エドモントン——石油とモールとカナダ北部の都市生活
アルバータ州の州都エドモントンでの生活実態を紹介。石油産業依存の経済、世界最大級のショッピングモール、マイナス30度の冬と在住外国人の暮らし。
この記事の日本円換算は、1CAD≒110円で計算しています(2026年4月時点)。
エドモントンという名前を聞いて、日本人でとっさに何かを思い浮かべられる人は多くない。カナダのどのあたりにあるかも怪しい。バンクーバーでもトロントでもない。
それがエドモントンだ。
アルバータ州の州都
エドモントンはカナダのほぼ中央に位置するアルバータ州の州都。人口は約100万人(都市圏)で、カナダ国内では4〜5番目規模の大都市だ。
経済の柱は石油産業。アルバータ州はオイルサンドの埋蔵量が世界有数で、原油価格が上がると街全体が活況を呈し、下がると一斉に静まり返る。この「石油バブルと不況のサイクル」を何度も経験してきた。
日本企業も石油・天然ガス関連でアルバータに拠点を置くケースがある。エドモントンに在住する日本人の多くは、エネルギー産業または大学関係(アルバータ大学)だ。
ウェスト・エドモントン・モールという存在
エドモントンのランドマークとして外せないのが「ウェスト・エドモントン・モール(WEM)」だ。1981年の開業時は世界最大のショッピングモールとしてギネスに登録されていた(現在は規模では他に抜かれたが、北米最大規模を維持)。

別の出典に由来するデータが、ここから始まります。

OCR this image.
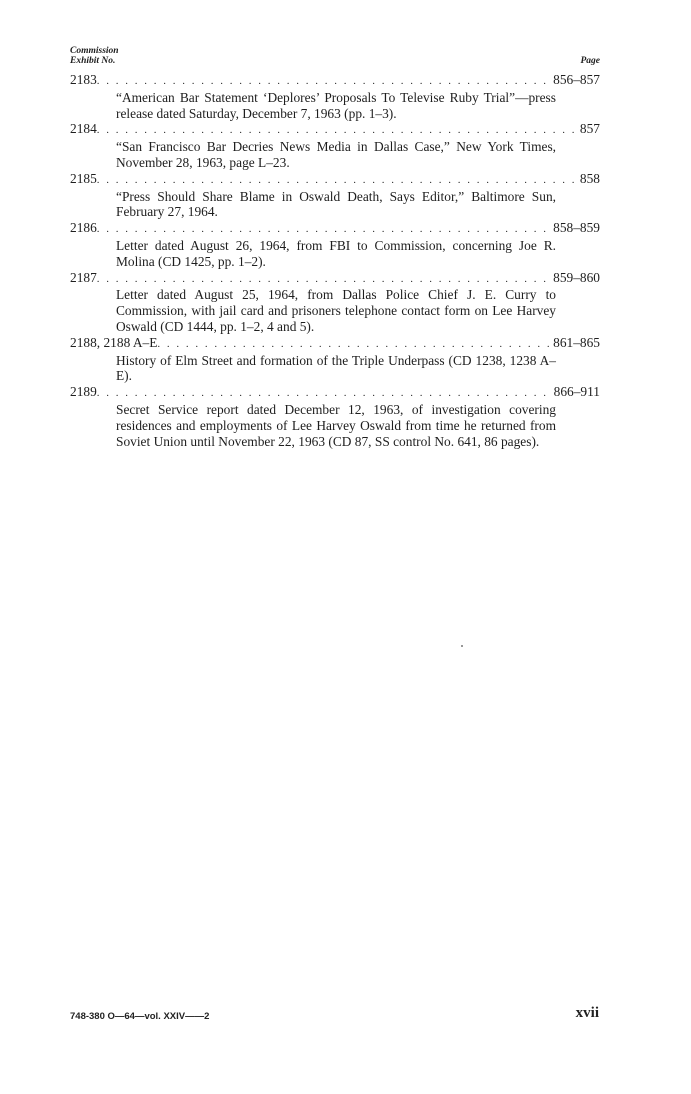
Commission
Exhibit No.	Page
2183 . . .	856–857
“American Bar Statement ‘Deplores’ Proposals To Televise Ruby Trial”—press release dated Saturday, December 7, 1963 (pp. 1–3).
2184 . . .	857
“San Francisco Bar Decries News Media in Dallas Case,” New York Times, November 28, 1963, page L–23.
2185 . . .	858
“Press Should Share Blame in Oswald Death, Says Editor,” Baltimore Sun, February 27, 1964.
2186 . . .	858–859
Letter dated August 26, 1964, from FBI to Commission, concerning Joe R. Molina (CD 1425, pp. 1–2).
2187 . . .	859–860
Letter dated August 25, 1964, from Dallas Police Chief J. E. Curry to Commission, with jail card and prisoners telephone contact form on Lee Harvey Oswald (CD 1444, pp. 1–2, 4 and 5).
2188, 2188 A–E . . .	861–865
History of Elm Street and formation of the Triple Underpass (CD 1238, 1238 A–E).
2189 . . .	866–911
Secret Service report dated December 12, 1963, of investigation covering residences and employments of Lee Harvey Oswald from time he returned from Soviet Union until November 22, 1963 (CD 87, SS control No. 641, 86 pages).
748-380 O—64—vol. XXIV——2	xvii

モール内には屋内ウォーターパーク(Wave)、アイスリンク、ローラーコースター、ホテル、水族館があり、悪天候でも一日過ごせる「屋内都市」として機能している。
なぜこれほど大きいのか。答えは単純で、冬だ。マイナス30度の屋外に出られない期間が続く都市では、「屋内に全部入れる」ことが合理的な設計になる。
物価と生活費
アルバータ州には州の消費税(PST)がない。連邦消費税(GST)の5%のみが課される。これはBC州(12%)やオンタリオ州(13%)と比べると大きな差で、電化製品・家具・衣類の購入時にはっきり感じる。
生活費の目安:
- 1ベッドルームアパート(市内): CAD 1,400〜1,900(約154,000〜209,000円)/月
- 食料品費(1人): CAD 400〜600(約44,000〜66,000円)/月
- 冬の光熱費(暖房込み): CAD 150〜250(約16,500〜27,500円)/月(寒さで上がる)
バンクーバーやトロントと比べると家賃は安い。石油景気の波があるため、好況期には跳ね上がることもある。
冬を覚悟する
エドモントンの冬は本物だ。1月の平均最低気温はマイナス16〜17℃程度だが、体感温度がマイナス30℃以下になる日が複数ある。自動車のエンジンスターターと、コンセントにつなぐエンジンブロックヒーターは必需品だ。
在住者は「マイナス20℃以下は走らない」「エンジンは夜間もつなぎっぱなし」といった生活習慣を持つ。
エドモントンに住む最大のメリットは、コスト・景気・産業機会のバランスだ。石油産業の波に乗れるならば、カナダの主要都市の中で最もコスパが高い選択肢のひとつになり得る。